© NEP Solar, 630 m² Parabolrinnenkollektoren bei der Fromagerie de Saignelégier (CH)

Parabolic Through Collectors in Cheese Production

The company Fromagerie de Saignelégier SA is part of the Emmi-Group. With their ten employees, five of whom are cheese makers, they produce 40 % of the worldwide production of Tête de Moine – a cheese speciality made of fresh-milk that is traditionally produced since 800 years. Certified cheese dairies produce only 2,150 t of this cheese in total each year. The production site of Fromagerie de Saignelégier is seated in the Swiss canton of Jura at an altitude of 1,000 m.

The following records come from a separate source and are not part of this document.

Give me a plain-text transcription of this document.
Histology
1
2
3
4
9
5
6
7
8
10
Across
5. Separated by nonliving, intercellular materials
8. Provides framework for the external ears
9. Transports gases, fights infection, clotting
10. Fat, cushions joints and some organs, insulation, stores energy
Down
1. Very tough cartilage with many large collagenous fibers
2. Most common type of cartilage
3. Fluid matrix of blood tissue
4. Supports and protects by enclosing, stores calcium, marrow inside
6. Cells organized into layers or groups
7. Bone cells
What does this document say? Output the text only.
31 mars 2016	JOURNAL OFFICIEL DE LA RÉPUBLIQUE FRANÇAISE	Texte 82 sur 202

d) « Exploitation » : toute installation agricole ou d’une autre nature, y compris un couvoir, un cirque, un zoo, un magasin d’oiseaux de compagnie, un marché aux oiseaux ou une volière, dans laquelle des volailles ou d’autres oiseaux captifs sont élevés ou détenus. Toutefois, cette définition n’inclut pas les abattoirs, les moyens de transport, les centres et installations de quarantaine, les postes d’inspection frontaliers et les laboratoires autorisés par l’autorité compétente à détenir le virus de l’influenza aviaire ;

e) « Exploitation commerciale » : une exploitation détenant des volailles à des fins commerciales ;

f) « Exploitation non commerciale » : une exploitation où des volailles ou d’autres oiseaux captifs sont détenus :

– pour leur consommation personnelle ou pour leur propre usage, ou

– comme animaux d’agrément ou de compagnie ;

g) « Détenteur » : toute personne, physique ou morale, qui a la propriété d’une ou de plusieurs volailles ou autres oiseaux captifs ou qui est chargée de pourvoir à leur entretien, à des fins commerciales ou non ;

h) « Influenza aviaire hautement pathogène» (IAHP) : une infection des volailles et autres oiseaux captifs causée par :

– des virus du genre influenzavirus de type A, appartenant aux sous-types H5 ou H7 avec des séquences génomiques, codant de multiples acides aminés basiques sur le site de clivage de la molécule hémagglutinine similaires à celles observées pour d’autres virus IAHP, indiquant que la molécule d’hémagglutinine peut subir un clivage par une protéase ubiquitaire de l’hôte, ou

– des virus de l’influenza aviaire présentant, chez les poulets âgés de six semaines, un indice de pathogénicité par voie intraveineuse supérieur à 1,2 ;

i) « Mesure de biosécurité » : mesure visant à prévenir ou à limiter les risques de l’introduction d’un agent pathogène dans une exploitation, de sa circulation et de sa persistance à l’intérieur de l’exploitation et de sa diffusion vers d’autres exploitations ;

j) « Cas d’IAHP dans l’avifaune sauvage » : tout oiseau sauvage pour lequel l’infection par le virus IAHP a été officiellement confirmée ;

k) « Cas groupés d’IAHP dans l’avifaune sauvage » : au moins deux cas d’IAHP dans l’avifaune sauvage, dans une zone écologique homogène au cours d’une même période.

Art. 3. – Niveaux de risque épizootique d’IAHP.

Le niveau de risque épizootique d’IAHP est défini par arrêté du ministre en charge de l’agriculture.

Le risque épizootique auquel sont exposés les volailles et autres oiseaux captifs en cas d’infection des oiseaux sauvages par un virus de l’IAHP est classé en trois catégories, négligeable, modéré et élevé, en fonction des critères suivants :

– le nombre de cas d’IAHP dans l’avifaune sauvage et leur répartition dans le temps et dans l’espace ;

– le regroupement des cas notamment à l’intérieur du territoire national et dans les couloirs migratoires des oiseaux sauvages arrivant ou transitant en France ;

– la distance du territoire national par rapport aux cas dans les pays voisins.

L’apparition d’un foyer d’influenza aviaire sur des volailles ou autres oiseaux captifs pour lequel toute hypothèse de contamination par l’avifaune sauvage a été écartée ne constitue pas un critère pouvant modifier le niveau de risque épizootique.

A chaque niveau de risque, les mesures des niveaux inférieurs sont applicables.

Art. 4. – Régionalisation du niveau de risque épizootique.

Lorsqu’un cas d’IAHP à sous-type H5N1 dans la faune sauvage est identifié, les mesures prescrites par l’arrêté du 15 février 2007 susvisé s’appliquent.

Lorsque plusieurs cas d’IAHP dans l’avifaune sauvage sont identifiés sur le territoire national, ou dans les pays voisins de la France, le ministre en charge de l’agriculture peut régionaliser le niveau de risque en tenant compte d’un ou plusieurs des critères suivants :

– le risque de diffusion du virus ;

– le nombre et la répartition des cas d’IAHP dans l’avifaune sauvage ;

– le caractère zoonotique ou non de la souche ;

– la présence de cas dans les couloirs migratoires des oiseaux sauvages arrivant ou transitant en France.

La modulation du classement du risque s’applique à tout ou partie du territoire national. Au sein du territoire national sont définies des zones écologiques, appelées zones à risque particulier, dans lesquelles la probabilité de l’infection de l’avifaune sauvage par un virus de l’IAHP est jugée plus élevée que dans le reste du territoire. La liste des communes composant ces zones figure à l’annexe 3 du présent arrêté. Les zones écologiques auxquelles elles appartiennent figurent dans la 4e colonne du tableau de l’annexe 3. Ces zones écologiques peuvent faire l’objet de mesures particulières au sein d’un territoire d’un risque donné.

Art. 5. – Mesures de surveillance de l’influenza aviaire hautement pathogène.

Ca. 3,000 cheese wheels of 700…900 g each are moulded daily using 30,000 l of fresh milk. Each year the company produces around 1 million cheese wheels with a total mass of about 860 tons. The company’s production has used two oil boilers, which consumed 200,000 l of fuel oil per year. In order to preserve the environment and lower the production costs, the company decided to build a solar process heat plant with an area of 630 m2. The concentrating parabolic through collectors were installed on the company’s new warehouse in 2012. The photograph shows the collectors on top of the new building in which the cheese wheels are stored for ripening.

Seventeen Poly Through 1800 collectors by the company NEP with an aperture-area of 37 m² each are capable of a maximum performance of 360 kWth, which approximately equals 50 % of the company’s peak load. Since concentrating collectors cannot pick up diffuse or reflected radiation but only direct radiation, their mirrors need to track the sun’s direction in order to point the bundled radiation directly at the absorber-pipe. Therefore, the collectors’ position is readjusted automatically every ten seconds.

© Fromagerie de Saignelégier Parabolrinnenkollektor
The solar heat is directly fed into the return flow of the pressurised heating network, so the fossil-fuel-heater only has to be switched on when solar radiation is not sufficient. Spare heat can be stored in the 15 m³ buffer tank.

Because the outside temperature can drop below -20 °C, the solar system is run with a water-glycol mixture. The collectors provide a temperature of about 120 °C. The company’s pressurised hot-water-network is directly fed via a plate heat exchanger; it is operated at 105 °C and has a return temperature of 75 to 95 °C. When the plant can supply the minimum target temperature of 110 °C, it can cover a share of the heat demand of all the company’s thermal processes; only then is it operated. The regulated maximum temperature of the solar hydraulic is 130 °C. In order to level out uneven load profiles, an additional short-term-store with 15 m3 of volume has been integrated into the hot-water-network.

Each year the cheese dairy saves up to 30,000 l of fossil fuel in total, which spares the environment 76 tons of CO2. The solar plant’s system yield of up to 255 MWh/a equals a solar fraction of 15 % in relation to the whole heat demand of the cheese dairy.

The company financed the plant on its own. They invested ca. 375,000 € in the plant after funding. Amortisation periods of up to twelve years were acceptable since Fromagerie de Saignlégier is a traditional company planning for the long term. Therefore, a process heat plant with concentrating collectors became possible at the production site despite the relatively low amount of direct radiation with 1060 kWh/m²a.